Was 7Th President A Vassal Of Spain? -- Historian Finds Loyalty Oath Young Andrew Jackson Signed

NASHVILLE - Andrew Jackson, the seventh president of the United States, signed an oath of loyalty to Spain in 1789 when he was a 22-year-old businessman seeking trade in the Louisiana Territory.

The revelation, overlooked for 206 years, was reported yesterday in the spring issue of the Tennessee Historical Quarterly in an article by scholar Robert Remini.
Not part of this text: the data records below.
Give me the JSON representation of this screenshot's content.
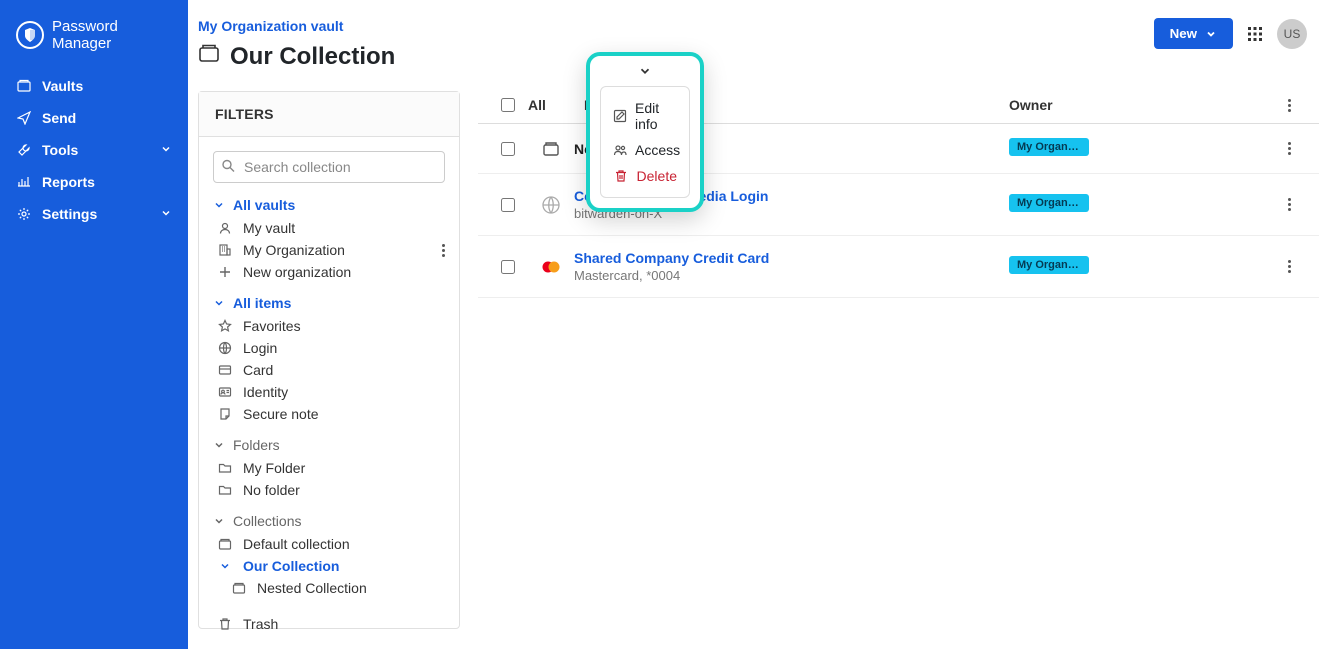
{
  "brand": "Password Manager",
  "avatar": "US",
  "nav": {
    "vaults": "Vaults",
    "send": "Send",
    "tools": "Tools",
    "reports": "Reports",
    "settings": "Settings"
  },
  "header": {
    "breadcrumb": "My Organization vault",
    "title": "Our Collection",
    "new_btn": "New"
  },
  "popover": {
    "edit_info": "Edit info",
    "access": "Access",
    "delete": "Delete"
  },
  "filters": {
    "heading": "FILTERS",
    "search_placeholder": "Search collection",
    "all_vaults": "All vaults",
    "my_vault": "My vault",
    "my_org": "My Organization",
    "new_org": "New organization",
    "all_items": "All items",
    "favorites": "Favorites",
    "login": "Login",
    "card": "Card",
    "identity": "Identity",
    "secure_note": "Secure note",
    "folders": "Folders",
    "my_folder": "My Folder",
    "no_folder": "No folder",
    "collections": "Collections",
    "default_collection": "Default collection",
    "our_collection": "Our Collection",
    "nested_collection": "Nested Collection",
    "trash": "Trash"
  },
  "table": {
    "col_all": "All",
    "col_name": "Name",
    "col_owner": "Owner",
    "owner_badge": "My Organiz...",
    "rows": {
      "r0": {
        "name": "Nested Collection"
      },
      "r1": {
        "name": "Company Social Media Login",
        "sub": "bitwarden-on-X"
      },
      "r2": {
        "name": "Shared Company Credit Card",
        "sub": "Mastercard, *0004"
      }
    }
  }
}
It is believed to be the only time an American who later became president has signed such an oath to a foreign power, Remini said, and may serve to further fuel controversy over Jackson. Although he was a hero of the Battle of New Orleans, he was accused of being an adulterer with his wife-to-be, Rachel, before her first marriage ended, he killed a man in a duel over her honor and political opponents called his mother a prostitute.

Jackson became president in 1829 and served two terms.
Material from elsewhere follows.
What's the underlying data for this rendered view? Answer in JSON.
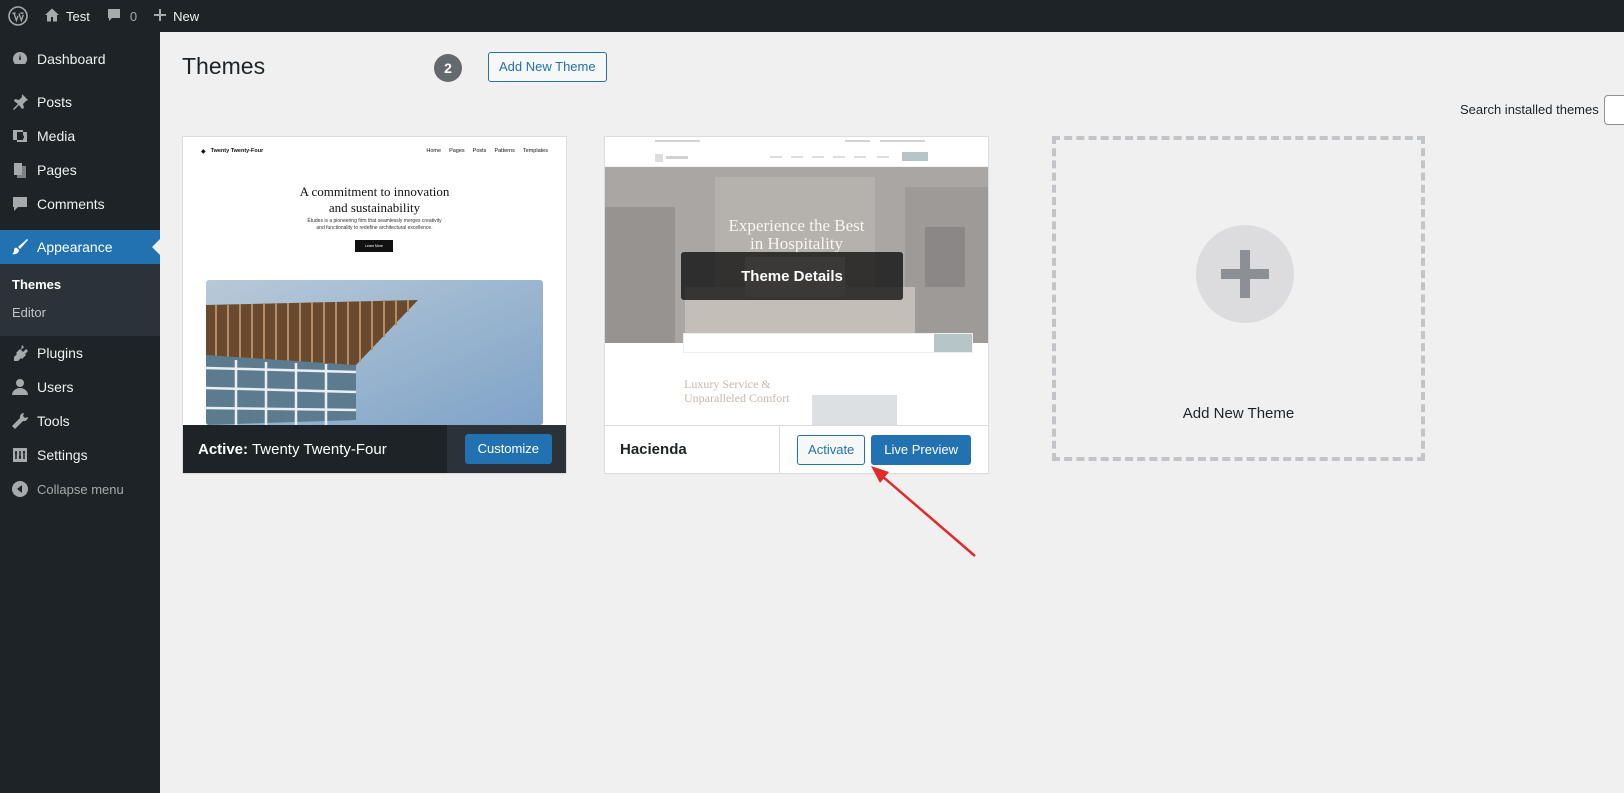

The loyalty oath surfaced after Remini analyzed an 18th-century document recently uncovered in government archives in Spain.

"I was dumbfounded," said Remini, of Wilmette, Ill., emeritus professor of history at the University of Illinois at Chicago and an award-winning Jackson biographer.

"After all, how many other presidents of the United States ever took an oath of allegiance to a foreign country? Not one. Andrew Jackson, a vassal of His Catholic Majesty, the King of Spain? I simply could not believe it. He of all people!"

At the time, however, Spanish colonial law required anyone doing

business in the Mississippi River town of Natchez to sign such an oath or not trade goods.

The quarterly's senior editor, Carroll Van West, called the document "a rare historical find" in terms of Jackson and the rise of the American republic.

"Jackson, like other ambitious men, signed an oath that meant nothing to him personally, but removed a technicality that could impede his business activities," West said.